Since you're an Obsidian user, can I please get your feedback on https://hyperclast.com/ which I'm building?
(I'm not quite ready to do a Show HN yet, so please don't post it, but I'm ready for some early feedback if you'll indulge me)
Disclaimer: I'm not your target audience, I don't care about collaboration or performance.
- There's a heavy emphasis on performance. Are you sure customers care about that more than real time collaboration and self hosting? (I don't think they care about CRDTs.)
- If I am experiencing pain because eg my Notion wiki is too big and is having serious performance issues, what I want to hear immediately is how you are going to help me migrate from Notion to your solution. Notion has a feature to export an entire workspace; can you ingest that and get me spun up with your product?
- If I hear something is open source I expect to be able to try it out immediately without logging in. It looks like you can do that but when you hit "Get Started" it puts you into a registration flow.
- You might take a look at how Zed is marketing themselves, they have a similar pitch (performance + realtime collaboration).
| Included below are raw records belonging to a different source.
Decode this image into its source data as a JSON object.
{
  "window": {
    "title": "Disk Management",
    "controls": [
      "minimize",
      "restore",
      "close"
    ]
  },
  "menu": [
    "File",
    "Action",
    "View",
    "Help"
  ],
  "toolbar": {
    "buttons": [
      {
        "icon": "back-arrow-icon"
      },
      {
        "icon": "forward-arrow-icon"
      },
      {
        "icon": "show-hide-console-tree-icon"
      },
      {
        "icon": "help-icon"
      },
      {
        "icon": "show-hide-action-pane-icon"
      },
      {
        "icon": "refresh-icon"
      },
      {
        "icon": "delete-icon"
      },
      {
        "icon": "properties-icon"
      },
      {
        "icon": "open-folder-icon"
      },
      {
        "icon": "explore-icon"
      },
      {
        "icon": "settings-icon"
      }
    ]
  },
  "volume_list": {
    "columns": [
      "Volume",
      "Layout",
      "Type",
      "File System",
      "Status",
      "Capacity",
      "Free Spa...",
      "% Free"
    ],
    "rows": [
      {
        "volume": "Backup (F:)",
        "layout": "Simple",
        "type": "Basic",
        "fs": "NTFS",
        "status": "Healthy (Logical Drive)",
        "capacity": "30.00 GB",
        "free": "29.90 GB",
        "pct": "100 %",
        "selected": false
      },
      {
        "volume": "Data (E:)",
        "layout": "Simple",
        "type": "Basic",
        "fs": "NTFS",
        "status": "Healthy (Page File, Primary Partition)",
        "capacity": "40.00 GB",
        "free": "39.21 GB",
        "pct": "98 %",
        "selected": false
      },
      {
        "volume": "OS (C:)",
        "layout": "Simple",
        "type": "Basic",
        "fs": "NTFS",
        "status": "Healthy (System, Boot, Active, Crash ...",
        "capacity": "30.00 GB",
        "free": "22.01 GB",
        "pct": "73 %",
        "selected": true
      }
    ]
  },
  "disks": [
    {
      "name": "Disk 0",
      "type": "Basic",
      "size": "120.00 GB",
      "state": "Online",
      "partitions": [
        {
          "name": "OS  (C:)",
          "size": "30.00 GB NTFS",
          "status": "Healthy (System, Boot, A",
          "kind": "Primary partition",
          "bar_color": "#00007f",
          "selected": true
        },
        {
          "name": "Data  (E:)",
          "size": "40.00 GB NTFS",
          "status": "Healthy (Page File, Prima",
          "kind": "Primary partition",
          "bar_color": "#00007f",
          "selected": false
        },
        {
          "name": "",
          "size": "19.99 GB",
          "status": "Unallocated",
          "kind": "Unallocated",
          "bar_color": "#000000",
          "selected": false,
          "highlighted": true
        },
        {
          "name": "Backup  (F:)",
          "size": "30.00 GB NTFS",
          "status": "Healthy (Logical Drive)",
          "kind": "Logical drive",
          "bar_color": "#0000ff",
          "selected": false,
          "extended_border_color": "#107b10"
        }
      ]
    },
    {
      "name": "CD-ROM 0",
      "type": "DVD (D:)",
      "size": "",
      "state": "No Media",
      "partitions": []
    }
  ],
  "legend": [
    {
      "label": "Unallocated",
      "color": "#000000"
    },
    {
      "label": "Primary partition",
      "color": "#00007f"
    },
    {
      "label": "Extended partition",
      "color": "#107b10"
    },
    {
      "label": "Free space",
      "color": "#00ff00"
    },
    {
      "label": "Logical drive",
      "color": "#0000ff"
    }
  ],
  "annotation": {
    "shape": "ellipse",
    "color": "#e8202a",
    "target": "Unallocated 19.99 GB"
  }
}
The first thing they try to show you is a video where they demo the product and show how fast it is. (I think they focus too much on performance though.)
- The frontend is a web app right? If possible rather than a video, embed the interface in your landing page. If possible, let them share their document and try out collaborating on it with someone or with another browser tab. Give them an opportunity to be impressed.
I respect anyone who posts their work. Best of luck.
I use Obsidian a lot, but very few extra features or plugins. My first impression is that I don’t get what you’re making from the website. Any tool worth using in this space (which I vaguely understand to be using large collections of Markdown and/or realtime multiediting) is fast. Obsidian is fast. Zed is fast. It’s table stakes for the kind of person who would use this already.
Is it just Zed + Obsidian? A good knowledge base that scales well and uses plain markdown, but has the fancy multi edit stuff?
I am aware of the current issues with open source licensing, but for my needs I don’t trust the elastic style licensing, especially when it claims to be open source but I can’t fork it to protect myself from a future rug pull situation.
I currently use Dendron in VS Code. Dendron is basically abandonware at this point because it couldn’t be monetized, but because it’s Apache licensed, I can fork it if I want, and continue to use it until something better comes along, or even modify it for my own needs.
It’s very hard to be successful financially in this space. Notion did it at the right time, but they are targeting enterprises who are willing to give their data to them, not individuals who want to run their own setup.
Maybe you can compete with Notion, but I’m not willing to put my stuff in a system that may not be around in a couple years, and I don’t have a license for.
You need something "more" on the website before you ask people to create an account. "Team workspace that stays fast" isn’t clear enough for me, at least. What is a workspace? What does the interface look like? Is it in the browser? Is it an app?
People will go "what is this?", "huh, I’m not gonna make a user for this, can’t tell what it is". Those are my 2 cents.